Quiet Quitting ist nicht nur für Arbeitnehmer*innen ein Anlass zum Nachdenken. Es gehören ja bekanntlich immer zwei dazu und daher ist dies auch für Unternehmen ein Anlass, die eigenen Strukturen zu überdenken. In den letzten Jahren gab es mit New Work eine Bewegung, die sich aktiv für mehr Work Life Blending, Individualität und Flexibilität einsetzt. Diese Strukturen wurden von vielen Unternehmen eingebaut. Passt dies noch zusammen, wenn man den Quiet Quitting-Trend ernst nimmt? Wenn niemand mehr freiwillig Überstunden macht, um sich beruflich zu beweisen, oder auch mal am Wochenende oder nach Mitternacht am Pitchdeck sitzt, funktionieren Startups dann überhaupt noch? Vielleicht ist jetzt ein guter Zeitpunkt, an dem auch Unternehmen sich selbst neu positionieren und zukunftsfähige Strukturen aufbauen. Im Fokus stehen dabei sollten:
- Faire Bezahlung statt endlose Benefits: Viele Unternehmen locken leider immer noch mit vielen Benefits anstatt mit fairen Gehältern. Mitarbeiter*innen, die sich monetär nicht gerecht entlohnt fühlen, haben verständlicherweise eine niedrigere Motivation. Und lasst uns ehrlich sein: wie viel kostenloses Obst und freie Mate kann man trinken, damit dies einen monetären Ausgleich schafft?
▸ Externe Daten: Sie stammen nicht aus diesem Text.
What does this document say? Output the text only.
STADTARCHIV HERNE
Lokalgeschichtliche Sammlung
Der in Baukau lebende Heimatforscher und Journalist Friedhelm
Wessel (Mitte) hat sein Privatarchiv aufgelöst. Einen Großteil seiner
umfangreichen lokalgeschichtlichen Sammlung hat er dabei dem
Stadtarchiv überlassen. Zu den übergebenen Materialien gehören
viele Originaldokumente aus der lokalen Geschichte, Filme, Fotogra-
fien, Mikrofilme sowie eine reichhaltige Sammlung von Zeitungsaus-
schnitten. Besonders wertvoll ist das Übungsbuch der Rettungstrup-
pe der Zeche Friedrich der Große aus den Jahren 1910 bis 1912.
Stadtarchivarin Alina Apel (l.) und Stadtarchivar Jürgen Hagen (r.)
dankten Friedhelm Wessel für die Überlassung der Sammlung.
- Mehr Wertschätzung: Wertschätzung zeigt sich nicht nur in fairer Bezahlung, sondern auch in der Unternehmenskultur an sich. Gerade hier ist es wichtig, dass Mitarbeiter*innen nicht nur wertgeschätzt werden, wenn sie mehr Aufgaben übernehmen als sie eigentlich müssen, sondern auch einfach als die Individuen, die sie sind.
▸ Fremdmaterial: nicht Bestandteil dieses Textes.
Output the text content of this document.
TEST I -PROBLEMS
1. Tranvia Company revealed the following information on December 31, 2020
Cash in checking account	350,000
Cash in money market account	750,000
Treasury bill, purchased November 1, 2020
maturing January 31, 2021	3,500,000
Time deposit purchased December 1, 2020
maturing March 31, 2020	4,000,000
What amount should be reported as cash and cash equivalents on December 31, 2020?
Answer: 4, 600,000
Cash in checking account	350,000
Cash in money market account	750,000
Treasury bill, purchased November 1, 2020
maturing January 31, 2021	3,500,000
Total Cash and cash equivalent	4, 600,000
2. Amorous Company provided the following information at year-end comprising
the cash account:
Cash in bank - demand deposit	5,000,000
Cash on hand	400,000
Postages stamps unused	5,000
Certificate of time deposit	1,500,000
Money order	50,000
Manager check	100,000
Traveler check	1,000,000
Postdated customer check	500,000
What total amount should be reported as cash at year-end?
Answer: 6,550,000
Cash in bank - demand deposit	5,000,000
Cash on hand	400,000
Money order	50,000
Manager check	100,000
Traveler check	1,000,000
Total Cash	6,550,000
- Mehr Mitarbeiter*innen-Well-Being: Work-Life-Balance ohne Nachteile einführen. Work-Life-Balance ist kein Trade-Off. Ständige Erreichbarkeit ist keine Voraussetzung, um mobiles Arbeiten zu ermöglichen. Flexible Arbeitszeiten heißt nicht, dass auch um 22 Uhr noch E-Mails beantwortet werden müssen!
Quiet Quitting setzt ein wichtiges Zeichen, bewusst Grenzen am Arbeitsplatz zu setzen. Anstatt dies leise zu tun, sollte dies normalisiert werden und zwischen Arbeitnehmer*in und Unternehmen diskutiert werden.